How do I know if my assignment expects a quantitative or qualitative approach?

Look at the verbs in your assignment prompt and your own research question. Words like "measure," "compare," "test," or "determine the relationship between" point to quantitative. Words like "explore," "understand," "describe the experience of," or "examine perceptions" point to qualitative.

Can a nursing capstone project use a qualitative design?

Yes, though quantitative and mixed-methods designs are more common for DNP projects focused on measurable practice-change outcomes. A qualitative or mixed-methods design can be appropriate when the project is exploring staff perceptions, barriers to implementation, or experiences with a new process alongside outcome data.

What does "validity and reliability" mean for a research instrument?

Validity means the instrument actually measures what it claims to measure (a pain scale that measures pain, not anxiety). Reliability means it produces consistent results when used repeatedly under similar conditions. Quantitative studies should report evidence of both for any instrument used.

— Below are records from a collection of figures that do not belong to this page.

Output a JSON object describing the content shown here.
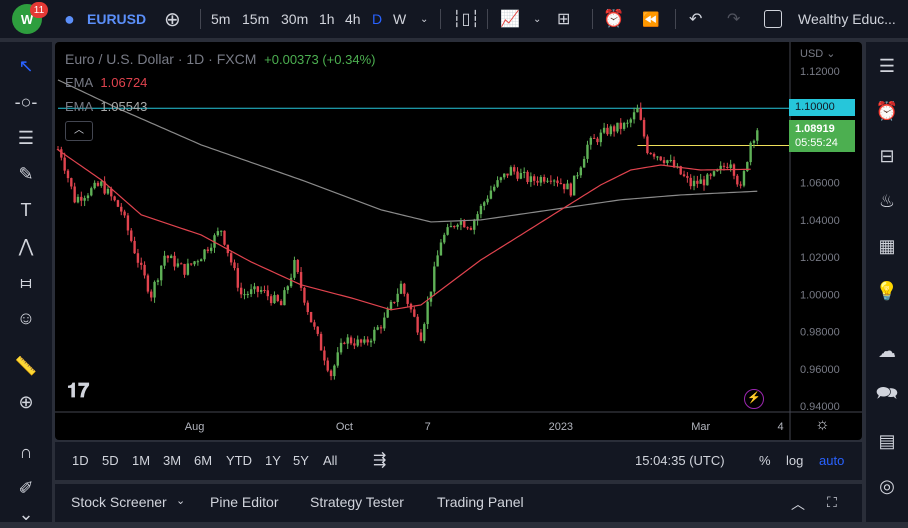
{
  "topbar": {
    "logo": "W",
    "notifications": "11",
    "symbol": "EURUSD",
    "intervals": [
      "5m",
      "15m",
      "30m",
      "1h",
      "4h",
      "D",
      "W"
    ],
    "active_interval": "D",
    "account": "Wealthy Educ..."
  },
  "legend": {
    "title": "Euro / U.S. Dollar · 1D · FXCM",
    "change": "+0.00373 (+0.34%)",
    "ema1_label": "EMA",
    "ema1_value": "1.06724",
    "ema2_label": "EMA",
    "ema2_value": "1.05543"
  },
  "price_axis": {
    "currency": "USD",
    "line_label": "1.10000",
    "current_price": "1.08919",
    "countdown": "05:55:24"
  },
  "colors": {
    "up": "#5fb157",
    "down": "#e0434e",
    "ema_fast": "#e0434e",
    "ema_slow": "#8a8a8a",
    "hline": "#26c6da",
    "hline2": "#f0e05a",
    "current": "#4caf50"
  },
  "chart_data": {
    "type": "candlestick",
    "ylim": [
      0.94,
      1.12
    ],
    "yticks": [
      "1.12000",
      "1.06000",
      "1.04000",
      "1.02000",
      "1.00000",
      "0.98000",
      "0.96000",
      "0.94000"
    ],
    "xticks": [
      {
        "label": "Aug",
        "bar": 41
      },
      {
        "label": "Oct",
        "bar": 86
      },
      {
        "label": "7",
        "bar": 111
      },
      {
        "label": "2023",
        "bar": 151
      },
      {
        "label": "Mar",
        "bar": 193
      },
      {
        "label": "4",
        "bar": 217
      }
    ],
    "bars": 211,
    "close_path": [
      [
        0,
        1.078
      ],
      [
        1,
        1.075
      ],
      [
        5,
        1.051
      ],
      [
        13,
        1.059
      ],
      [
        19,
        1.045
      ],
      [
        25,
        1.013
      ],
      [
        28,
        1.0
      ],
      [
        32,
        1.021
      ],
      [
        38,
        1.013
      ],
      [
        43,
        1.021
      ],
      [
        49,
        1.035
      ],
      [
        55,
        1.0
      ],
      [
        61,
        1.002
      ],
      [
        67,
        0.994
      ],
      [
        71,
        1.016
      ],
      [
        76,
        0.986
      ],
      [
        82,
        0.957
      ],
      [
        86,
        0.976
      ],
      [
        92,
        0.973
      ],
      [
        98,
        0.986
      ],
      [
        103,
        1.005
      ],
      [
        109,
        0.978
      ],
      [
        115,
        1.029
      ],
      [
        120,
        1.04
      ],
      [
        124,
        1.037
      ],
      [
        130,
        1.056
      ],
      [
        136,
        1.067
      ],
      [
        142,
        1.061
      ],
      [
        148,
        1.064
      ],
      [
        154,
        1.056
      ],
      [
        159,
        1.08
      ],
      [
        165,
        1.088
      ],
      [
        171,
        1.091
      ],
      [
        174,
        1.099
      ],
      [
        177,
        1.078
      ],
      [
        183,
        1.072
      ],
      [
        190,
        1.059
      ],
      [
        196,
        1.062
      ],
      [
        202,
        1.072
      ],
      [
        205,
        1.056
      ],
      [
        208,
        1.082
      ],
      [
        210,
        1.089
      ]
    ],
    "ema_fast": [
      [
        0,
        1.0776
      ],
      [
        13,
        1.0615
      ],
      [
        25,
        1.0427
      ],
      [
        43,
        1.0319
      ],
      [
        58,
        1.0174
      ],
      [
        73,
        1.0051
      ],
      [
        88,
        0.9981
      ],
      [
        100,
        0.9917
      ],
      [
        109,
        0.9943
      ],
      [
        115,
        1.0024
      ],
      [
        127,
        1.0185
      ],
      [
        139,
        1.0319
      ],
      [
        151,
        1.0454
      ],
      [
        163,
        1.0588
      ],
      [
        172,
        1.0668
      ],
      [
        181,
        1.0695
      ],
      [
        193,
        1.0668
      ],
      [
        208,
        1.0672
      ]
    ],
    "ema_slow": [
      [
        0,
        1.1152
      ],
      [
        19,
        1.0991
      ],
      [
        43,
        1.0803
      ],
      [
        73,
        1.0615
      ],
      [
        97,
        1.0454
      ],
      [
        112,
        1.0389
      ],
      [
        127,
        1.04
      ],
      [
        148,
        1.0454
      ],
      [
        169,
        1.0508
      ],
      [
        187,
        1.0534
      ],
      [
        210,
        1.0554
      ]
    ],
    "hlines": [
      {
        "price": 1.1,
        "from_bar": 0
      },
      {
        "price": 1.08,
        "from_bar": 174
      }
    ]
  },
  "timeframes": [
    "1D",
    "5D",
    "1M",
    "3M",
    "6M",
    "YTD",
    "1Y",
    "5Y",
    "All"
  ],
  "clock": "15:04:35 (UTC)",
  "scale": {
    "percent": "%",
    "log": "log",
    "auto": "auto"
  },
  "bottom_tabs": [
    "Stock Screener",
    "Pine Editor",
    "Strategy Tester",
    "Trading Panel"
  ]
}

What is "thematic analysis" in qualitative research?

It is a method for identifying, analyzing, and reporting patterns (themes) across qualitative data, typically interview or focus group transcripts. Researchers code segments of text, group codes into broader themes, and then describe and illustrate each theme with supporting quotes from participants.

Is a systematic review quantitative or qualitative?

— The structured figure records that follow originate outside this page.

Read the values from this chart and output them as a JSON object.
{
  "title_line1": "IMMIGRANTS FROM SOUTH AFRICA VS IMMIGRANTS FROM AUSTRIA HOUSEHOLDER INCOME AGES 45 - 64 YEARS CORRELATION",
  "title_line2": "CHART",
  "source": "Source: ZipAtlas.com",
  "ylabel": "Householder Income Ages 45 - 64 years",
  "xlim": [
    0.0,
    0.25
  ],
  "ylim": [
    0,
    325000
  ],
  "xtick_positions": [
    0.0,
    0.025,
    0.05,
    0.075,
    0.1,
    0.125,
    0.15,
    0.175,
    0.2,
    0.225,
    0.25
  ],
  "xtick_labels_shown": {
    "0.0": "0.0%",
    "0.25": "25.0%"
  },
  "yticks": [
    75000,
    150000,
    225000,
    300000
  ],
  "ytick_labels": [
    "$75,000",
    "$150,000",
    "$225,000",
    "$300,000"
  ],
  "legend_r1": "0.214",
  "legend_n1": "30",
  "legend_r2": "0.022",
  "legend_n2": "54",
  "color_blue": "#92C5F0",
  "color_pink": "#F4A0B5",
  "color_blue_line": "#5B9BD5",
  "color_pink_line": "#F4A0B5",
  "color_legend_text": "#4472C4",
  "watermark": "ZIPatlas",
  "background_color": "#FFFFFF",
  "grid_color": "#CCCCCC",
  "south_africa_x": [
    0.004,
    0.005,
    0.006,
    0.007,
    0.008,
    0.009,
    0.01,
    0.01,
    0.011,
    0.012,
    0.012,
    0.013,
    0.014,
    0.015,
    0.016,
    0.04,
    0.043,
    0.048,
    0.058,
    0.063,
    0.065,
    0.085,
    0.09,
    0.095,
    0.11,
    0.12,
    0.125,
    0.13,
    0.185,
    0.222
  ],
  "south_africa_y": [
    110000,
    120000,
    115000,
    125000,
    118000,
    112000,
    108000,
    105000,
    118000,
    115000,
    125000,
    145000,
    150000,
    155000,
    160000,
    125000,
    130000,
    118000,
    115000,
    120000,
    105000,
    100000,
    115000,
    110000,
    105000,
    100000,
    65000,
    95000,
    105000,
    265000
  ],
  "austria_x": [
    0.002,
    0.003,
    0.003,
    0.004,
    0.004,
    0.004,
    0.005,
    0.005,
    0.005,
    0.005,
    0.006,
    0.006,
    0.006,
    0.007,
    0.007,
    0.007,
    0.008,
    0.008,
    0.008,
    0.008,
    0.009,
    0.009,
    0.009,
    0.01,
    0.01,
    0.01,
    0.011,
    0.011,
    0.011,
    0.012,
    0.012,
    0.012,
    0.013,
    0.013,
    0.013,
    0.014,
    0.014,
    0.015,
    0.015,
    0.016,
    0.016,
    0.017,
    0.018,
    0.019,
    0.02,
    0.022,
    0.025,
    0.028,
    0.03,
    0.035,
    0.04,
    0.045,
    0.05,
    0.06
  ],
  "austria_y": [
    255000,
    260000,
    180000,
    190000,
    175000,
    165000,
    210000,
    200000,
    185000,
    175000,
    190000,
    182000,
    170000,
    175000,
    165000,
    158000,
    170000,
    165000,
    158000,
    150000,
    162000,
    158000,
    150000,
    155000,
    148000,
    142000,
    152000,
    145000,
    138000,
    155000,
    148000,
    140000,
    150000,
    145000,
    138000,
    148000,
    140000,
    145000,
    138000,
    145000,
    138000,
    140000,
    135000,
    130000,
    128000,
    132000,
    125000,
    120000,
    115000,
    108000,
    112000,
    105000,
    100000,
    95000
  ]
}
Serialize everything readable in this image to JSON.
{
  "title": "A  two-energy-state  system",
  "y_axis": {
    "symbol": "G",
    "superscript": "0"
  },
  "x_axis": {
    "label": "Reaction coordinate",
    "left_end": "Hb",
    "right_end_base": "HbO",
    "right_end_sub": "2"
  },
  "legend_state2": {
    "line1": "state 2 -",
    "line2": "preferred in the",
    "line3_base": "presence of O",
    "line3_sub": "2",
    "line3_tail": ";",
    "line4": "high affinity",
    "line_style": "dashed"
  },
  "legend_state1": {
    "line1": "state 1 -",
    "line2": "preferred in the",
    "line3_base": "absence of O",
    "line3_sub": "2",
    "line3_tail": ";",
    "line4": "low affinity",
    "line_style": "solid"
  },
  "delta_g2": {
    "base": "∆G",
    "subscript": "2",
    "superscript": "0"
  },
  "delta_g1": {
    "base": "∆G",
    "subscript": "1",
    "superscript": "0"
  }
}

It depends on what it reviews. A systematic review of quantitative studies (often combined with a meta-analysis, which statistically pools results) is quantitative in nature. A systematic review can also synthesize qualitative studies — sometimes called a qualitative or meta-synthesis review — using thematic synthesis methods instead of statistics.

What is the difference between "generalizability" and "transferability"?

Generalizability is a quantitative concept — the idea that findings from a sample can be statistically extended to a larger population. Transferability is the qualitative equivalent — the idea that findings from one context may offer useful insight when applied (by the reader's judgment) to a similar context, without claiming statistical representativeness.

How do I critique the methodology section of a quantitative article?

Check whether the sample size appears adequate for the statistical tests used (was a power analysis mentioned?), whether instruments have documented validity/reliability for the population studied, and whether the design (RCT, cohort, cross-sectional, etc.) is appropriate for the research question and allows the kind of causal or correlational claims the authors make.

How do I critique the methodology section of a qualitative article?

Check whether the chosen design (phenomenology, grounded theory, ethnography, etc.) fits the research question, whether the sampling and sample size are justified for that design, whether the researcher addressed their own potential bias (reflexivity), and whether enough detail and participant quotes are provided to support the themes presented.